J N Dixit warns of Pak-China nexus

EXPRESS NEWS SERVICE  
CHENNAI, JULY 8: The Kargil incursion by Pakistan was not a short-term adventure, but part of a long-term strategy to destabilise India, former foreign secretary J N Dixit said today.

Speaking on the Kargil issue at a public meeting organised by the city-based public opinion forum `Vigil', he warned of a China-Pak collusion to destabilise India.

He said that removing intruders from Kargil was only an interim solution. What was required was a long-term policy like stabilising the Line of Control (LOC) and maintaining an offensively defensive posture on the Kargil heights as was being done in Siachen.

Warning of UN action against India if the conflict expanded or prolonged beyond September when the UN General Assembly was slated to meet, he said not take the world reactions at face value, he warned.

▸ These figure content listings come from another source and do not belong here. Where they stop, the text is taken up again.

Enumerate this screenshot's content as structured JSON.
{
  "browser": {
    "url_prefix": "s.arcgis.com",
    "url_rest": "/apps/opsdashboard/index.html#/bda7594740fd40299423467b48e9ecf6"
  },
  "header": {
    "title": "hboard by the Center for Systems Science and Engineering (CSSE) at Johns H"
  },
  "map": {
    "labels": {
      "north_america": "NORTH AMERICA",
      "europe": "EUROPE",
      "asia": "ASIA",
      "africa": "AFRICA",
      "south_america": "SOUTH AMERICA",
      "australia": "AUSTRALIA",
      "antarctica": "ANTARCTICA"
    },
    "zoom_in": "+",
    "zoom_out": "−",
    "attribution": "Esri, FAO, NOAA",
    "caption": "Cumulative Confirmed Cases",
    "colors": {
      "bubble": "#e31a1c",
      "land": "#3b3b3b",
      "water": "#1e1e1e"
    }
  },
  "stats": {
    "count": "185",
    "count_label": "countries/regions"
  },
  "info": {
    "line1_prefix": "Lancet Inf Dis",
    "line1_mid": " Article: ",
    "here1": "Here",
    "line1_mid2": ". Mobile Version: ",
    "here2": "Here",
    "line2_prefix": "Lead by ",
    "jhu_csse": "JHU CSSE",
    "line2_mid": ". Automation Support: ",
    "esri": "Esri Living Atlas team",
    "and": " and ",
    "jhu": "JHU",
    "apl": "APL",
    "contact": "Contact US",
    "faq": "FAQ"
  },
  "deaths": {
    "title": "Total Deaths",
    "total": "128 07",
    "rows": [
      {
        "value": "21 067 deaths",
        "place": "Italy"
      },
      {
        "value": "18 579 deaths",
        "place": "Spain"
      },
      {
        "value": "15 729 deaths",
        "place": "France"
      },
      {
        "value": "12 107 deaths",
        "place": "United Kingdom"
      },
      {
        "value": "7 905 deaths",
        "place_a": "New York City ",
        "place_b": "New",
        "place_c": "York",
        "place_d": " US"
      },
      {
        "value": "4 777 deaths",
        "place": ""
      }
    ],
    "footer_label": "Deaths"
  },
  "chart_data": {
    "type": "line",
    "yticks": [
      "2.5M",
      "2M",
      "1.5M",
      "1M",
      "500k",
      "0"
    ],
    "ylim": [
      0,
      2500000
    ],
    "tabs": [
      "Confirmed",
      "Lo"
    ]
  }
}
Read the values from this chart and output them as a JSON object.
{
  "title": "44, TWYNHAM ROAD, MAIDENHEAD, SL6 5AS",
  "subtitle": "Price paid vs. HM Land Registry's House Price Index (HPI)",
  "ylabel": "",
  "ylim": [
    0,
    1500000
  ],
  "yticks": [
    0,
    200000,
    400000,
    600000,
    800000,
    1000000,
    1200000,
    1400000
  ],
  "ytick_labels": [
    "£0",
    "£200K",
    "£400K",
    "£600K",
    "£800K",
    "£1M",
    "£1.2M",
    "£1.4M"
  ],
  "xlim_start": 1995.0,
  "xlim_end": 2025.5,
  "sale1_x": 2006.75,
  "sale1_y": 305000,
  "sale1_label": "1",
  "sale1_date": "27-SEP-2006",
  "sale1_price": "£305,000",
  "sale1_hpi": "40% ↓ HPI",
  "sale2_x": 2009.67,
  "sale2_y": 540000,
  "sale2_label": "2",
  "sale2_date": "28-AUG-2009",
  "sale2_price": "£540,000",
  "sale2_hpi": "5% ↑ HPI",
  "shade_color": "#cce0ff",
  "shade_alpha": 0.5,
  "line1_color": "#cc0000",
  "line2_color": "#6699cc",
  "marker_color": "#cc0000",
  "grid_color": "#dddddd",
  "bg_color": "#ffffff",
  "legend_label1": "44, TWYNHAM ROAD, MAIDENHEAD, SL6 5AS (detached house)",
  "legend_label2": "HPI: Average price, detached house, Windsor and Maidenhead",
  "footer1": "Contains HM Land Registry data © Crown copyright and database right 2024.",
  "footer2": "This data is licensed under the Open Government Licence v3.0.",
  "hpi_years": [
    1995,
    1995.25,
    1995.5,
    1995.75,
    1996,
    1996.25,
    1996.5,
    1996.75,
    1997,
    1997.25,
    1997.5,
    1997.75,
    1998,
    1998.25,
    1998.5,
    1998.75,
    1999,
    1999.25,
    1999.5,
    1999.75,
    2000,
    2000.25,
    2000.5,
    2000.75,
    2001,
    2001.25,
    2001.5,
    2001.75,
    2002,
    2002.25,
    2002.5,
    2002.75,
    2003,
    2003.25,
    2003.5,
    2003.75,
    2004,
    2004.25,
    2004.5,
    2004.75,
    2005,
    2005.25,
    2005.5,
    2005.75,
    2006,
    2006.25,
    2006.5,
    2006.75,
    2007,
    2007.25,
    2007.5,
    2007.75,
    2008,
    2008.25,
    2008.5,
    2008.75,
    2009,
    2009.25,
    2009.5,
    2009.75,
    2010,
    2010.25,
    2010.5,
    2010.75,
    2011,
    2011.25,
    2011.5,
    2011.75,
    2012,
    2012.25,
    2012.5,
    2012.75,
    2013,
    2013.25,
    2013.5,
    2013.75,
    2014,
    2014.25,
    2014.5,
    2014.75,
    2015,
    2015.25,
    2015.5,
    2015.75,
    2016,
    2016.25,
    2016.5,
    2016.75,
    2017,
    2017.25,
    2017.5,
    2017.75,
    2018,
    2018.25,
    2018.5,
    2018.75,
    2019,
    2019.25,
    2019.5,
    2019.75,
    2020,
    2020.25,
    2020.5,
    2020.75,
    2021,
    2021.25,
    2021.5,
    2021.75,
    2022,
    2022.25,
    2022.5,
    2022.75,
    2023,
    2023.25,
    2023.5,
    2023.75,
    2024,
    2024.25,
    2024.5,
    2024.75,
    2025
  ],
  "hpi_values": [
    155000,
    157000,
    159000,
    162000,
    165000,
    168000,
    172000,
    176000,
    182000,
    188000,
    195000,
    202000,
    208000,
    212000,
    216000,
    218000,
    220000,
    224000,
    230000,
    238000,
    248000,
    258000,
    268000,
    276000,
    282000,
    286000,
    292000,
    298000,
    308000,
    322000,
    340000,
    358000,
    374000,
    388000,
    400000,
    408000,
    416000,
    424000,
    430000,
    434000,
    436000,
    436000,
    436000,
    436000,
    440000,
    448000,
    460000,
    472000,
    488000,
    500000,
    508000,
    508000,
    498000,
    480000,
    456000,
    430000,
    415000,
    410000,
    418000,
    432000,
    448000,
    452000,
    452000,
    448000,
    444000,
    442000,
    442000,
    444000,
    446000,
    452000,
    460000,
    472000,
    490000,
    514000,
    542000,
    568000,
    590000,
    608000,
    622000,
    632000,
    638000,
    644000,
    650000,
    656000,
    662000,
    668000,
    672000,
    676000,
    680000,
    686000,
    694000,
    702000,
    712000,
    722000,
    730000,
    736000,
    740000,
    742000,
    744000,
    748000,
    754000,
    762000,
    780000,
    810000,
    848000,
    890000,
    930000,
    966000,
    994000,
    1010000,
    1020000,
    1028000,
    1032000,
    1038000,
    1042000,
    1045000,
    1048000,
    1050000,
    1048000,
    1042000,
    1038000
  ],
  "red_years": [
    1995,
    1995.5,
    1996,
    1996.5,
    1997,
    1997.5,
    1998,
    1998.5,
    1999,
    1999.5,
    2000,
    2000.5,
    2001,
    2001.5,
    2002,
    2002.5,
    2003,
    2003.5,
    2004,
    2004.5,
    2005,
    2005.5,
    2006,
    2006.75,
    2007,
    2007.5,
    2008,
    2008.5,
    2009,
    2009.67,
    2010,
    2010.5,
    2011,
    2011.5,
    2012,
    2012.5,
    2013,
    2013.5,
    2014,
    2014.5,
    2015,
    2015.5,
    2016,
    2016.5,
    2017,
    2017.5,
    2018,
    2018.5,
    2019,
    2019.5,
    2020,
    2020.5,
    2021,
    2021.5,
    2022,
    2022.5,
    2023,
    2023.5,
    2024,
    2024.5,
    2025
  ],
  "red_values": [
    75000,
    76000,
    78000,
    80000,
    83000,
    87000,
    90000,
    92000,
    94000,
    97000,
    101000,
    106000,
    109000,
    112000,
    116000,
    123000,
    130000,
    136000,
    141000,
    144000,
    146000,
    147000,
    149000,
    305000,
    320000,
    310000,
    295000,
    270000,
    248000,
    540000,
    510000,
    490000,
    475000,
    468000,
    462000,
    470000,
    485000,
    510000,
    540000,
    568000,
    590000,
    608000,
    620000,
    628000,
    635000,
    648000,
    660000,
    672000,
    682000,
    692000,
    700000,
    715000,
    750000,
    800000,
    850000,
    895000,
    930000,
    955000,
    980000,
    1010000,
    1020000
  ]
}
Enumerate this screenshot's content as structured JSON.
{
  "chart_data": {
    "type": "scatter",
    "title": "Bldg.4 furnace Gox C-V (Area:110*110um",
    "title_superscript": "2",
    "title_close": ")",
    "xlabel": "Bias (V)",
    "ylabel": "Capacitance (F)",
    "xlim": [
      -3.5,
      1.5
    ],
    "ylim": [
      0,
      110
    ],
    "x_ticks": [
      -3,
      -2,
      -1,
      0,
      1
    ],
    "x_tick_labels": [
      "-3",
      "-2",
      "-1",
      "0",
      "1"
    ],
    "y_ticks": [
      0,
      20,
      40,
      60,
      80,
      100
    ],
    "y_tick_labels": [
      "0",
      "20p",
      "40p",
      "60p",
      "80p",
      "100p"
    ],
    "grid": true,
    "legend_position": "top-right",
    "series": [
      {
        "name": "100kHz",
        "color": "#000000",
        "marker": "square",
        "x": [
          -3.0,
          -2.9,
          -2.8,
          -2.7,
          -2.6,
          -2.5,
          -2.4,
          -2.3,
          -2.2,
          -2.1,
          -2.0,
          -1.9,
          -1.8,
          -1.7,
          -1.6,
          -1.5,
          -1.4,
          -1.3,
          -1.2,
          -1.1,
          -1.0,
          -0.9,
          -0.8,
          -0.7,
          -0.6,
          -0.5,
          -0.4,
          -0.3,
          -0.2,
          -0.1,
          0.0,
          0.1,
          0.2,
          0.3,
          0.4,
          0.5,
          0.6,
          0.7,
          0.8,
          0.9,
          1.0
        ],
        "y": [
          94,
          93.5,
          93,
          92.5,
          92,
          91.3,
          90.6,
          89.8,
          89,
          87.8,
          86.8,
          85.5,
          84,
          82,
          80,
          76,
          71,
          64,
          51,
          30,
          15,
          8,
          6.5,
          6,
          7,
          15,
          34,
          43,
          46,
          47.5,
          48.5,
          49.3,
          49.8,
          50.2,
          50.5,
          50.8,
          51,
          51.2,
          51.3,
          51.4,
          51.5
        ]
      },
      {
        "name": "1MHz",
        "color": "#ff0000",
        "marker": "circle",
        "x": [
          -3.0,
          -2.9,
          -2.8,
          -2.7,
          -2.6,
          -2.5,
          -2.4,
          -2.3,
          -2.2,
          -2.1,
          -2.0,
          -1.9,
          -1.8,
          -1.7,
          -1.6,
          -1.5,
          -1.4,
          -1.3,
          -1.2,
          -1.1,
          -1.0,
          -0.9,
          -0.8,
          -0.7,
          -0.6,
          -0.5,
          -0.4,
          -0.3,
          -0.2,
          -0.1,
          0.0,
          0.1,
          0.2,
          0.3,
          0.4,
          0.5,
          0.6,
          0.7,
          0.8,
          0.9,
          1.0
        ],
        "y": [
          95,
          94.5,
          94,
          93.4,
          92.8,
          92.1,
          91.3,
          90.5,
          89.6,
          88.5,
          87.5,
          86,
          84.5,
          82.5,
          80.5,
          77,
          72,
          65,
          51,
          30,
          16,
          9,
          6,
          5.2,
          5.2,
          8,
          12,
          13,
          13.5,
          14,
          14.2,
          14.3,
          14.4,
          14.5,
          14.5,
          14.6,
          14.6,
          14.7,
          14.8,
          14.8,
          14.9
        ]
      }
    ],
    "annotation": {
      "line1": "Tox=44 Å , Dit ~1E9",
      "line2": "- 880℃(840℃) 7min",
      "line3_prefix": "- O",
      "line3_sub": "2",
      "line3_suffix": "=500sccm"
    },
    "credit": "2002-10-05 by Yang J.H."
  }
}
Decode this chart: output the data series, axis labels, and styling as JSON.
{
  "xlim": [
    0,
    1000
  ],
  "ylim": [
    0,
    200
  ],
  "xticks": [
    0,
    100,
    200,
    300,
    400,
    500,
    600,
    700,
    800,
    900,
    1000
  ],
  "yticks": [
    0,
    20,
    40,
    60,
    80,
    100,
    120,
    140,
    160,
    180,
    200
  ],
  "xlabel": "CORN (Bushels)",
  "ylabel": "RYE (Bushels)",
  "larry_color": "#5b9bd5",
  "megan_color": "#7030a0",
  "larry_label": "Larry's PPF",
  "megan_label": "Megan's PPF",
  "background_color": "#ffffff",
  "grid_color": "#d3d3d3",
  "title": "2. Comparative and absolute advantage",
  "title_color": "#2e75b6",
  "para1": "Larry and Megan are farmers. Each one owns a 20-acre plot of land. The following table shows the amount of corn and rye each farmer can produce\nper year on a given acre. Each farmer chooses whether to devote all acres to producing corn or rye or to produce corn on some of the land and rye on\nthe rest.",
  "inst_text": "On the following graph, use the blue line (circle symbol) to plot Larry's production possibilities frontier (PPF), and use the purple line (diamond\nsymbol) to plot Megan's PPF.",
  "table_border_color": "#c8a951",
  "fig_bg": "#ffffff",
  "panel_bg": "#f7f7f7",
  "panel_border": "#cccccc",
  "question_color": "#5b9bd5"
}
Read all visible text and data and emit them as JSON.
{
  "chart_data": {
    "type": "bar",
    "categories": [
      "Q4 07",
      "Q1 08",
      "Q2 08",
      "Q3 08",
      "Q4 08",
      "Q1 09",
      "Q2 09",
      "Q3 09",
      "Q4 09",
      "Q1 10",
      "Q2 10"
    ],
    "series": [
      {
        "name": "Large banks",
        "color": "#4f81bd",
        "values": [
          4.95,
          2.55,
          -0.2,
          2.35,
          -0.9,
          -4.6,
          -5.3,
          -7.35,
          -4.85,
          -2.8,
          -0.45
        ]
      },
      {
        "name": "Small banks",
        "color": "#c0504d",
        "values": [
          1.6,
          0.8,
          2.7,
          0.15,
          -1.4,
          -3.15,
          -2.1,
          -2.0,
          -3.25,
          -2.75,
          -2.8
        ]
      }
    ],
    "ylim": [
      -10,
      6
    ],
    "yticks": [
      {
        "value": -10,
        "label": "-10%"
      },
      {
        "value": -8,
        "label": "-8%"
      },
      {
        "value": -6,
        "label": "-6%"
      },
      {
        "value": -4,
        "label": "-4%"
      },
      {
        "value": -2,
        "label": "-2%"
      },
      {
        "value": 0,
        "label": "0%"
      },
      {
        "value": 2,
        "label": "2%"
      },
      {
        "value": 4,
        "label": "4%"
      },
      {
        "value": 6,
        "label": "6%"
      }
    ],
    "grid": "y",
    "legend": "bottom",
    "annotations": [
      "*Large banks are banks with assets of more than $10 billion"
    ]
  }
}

Stating that Pakistan was not desirous of a working practical relationship with India, he quoted statements made by Pakistan foreign ministers over the years to indicate that the Pakistanis had always beensceptical of developing cordial relations with India.

He said that Pakistan's antipathy could be traced to the inferiority complex it suffers over its identity and to its bitterness in not having secured much of the lands it coveted during the Partition. Moreover, Pakistan looked at breaking India as a way of avenging its honour for having been forced to accede Bangladesh.

Going into the geo-statistical aspects of the Kargil adventure, he said that Kargil had been a targeted area in the minds of the Pakistanis since 1988. However, India's focus was on the valley. He said that while reports suggested that operational plans had been drawn up in September last, Pakistan Prime Minister Nawaz Sharif himself had declared in November last in Muzzafarabad that Kargil was part of Pakistan.

Rajya Sabha MP Arun Shourie said that the Kargil adventure must awaken Indians to the fact that they needed to be more security-conscious.